Markets anticipated a Trump victory heading into Election Day, with US equities rising while longer-dated US Treasuries sold off. In addition to being the best economist, the S&P 500 is also a good political analyst.
Donald Trump will become the 47th President of the United States, backed by a Republican sweep in Congress. The second Trump presidency should differ vastly from the first one. It is expected to follow a more libertarian ideology, including a smaller government. However, confronted with limited visibility, investors should not front-run an assumed Trump policy agenda and its outcome.
The Fed cut rates by a further 25 basis points at its November meeting. The market has started to scale back its rate-cut projections, and we agree.
Economies around the globe
US
Easing inflation towards target and a cooling labour market prompted the Fed to start its rate-normalisation cycle with a 50bps cut.
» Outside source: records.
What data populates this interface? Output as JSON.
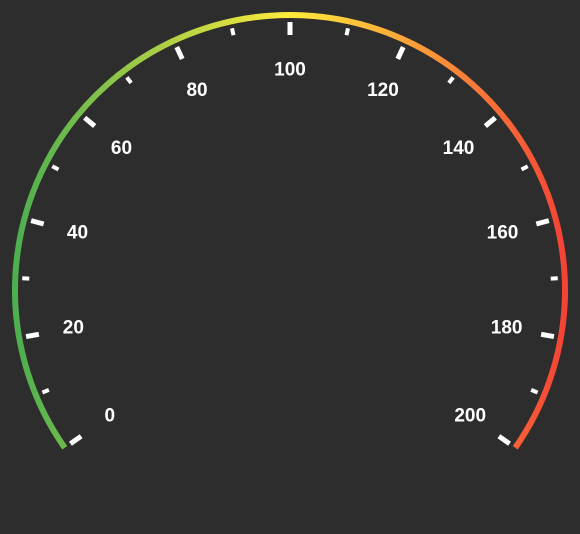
{
  "gauge": {
    "min": 0,
    "max": 200,
    "major_step": 20,
    "minor_step": 10,
    "labels": [
      "0",
      "20",
      "40",
      "60",
      "80",
      "100",
      "120",
      "140",
      "160",
      "180",
      "200"
    ],
    "colors": {
      "background": "#2e2d2d",
      "gradient_start": "#4caf50",
      "gradient_mid": "#ffeb3b",
      "gradient_end": "#f44336",
      "ticks": "#ffffff",
      "labels": "#ffffff"
    }
  }
}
We expect an additional 150bps to follow, bringing the fed funds target to 3.5% by June 2025.
Eurozone
Inflationary pressures continue to ease on the back of weak demand and increasing slack in the economy. The ECB has ample room to ease its policy. We expect further rate cuts of 150bps to bring the deposit rate to 2.25% by April 2025.
UK
The growth recovery is losing steam and inflation is receding, enabling the Bank of England to cut interest rates at a more gradual pace. Structural productivity-related issues and tax hikes on employment suggest medium-term growth risks.
Japan
Given the uncertain sustainability of the recovery and inflation remaining near target, further Bank of Japan policy tightening is likely to remain cautious. Political uncertainty has increased after the elections brought in a minority government.
China
Economic activity remains subdued and deflationary pressures persist. Stimulus measures are mainly focused on mitigating risks rather than on reviving domestic demand.
Switzerland
With inflation lower than expected, the Swiss National Bank signalled further rate cuts to come. We expect two more rate cuts of 25bps, taking the policy rate to 0.50% by March 2025.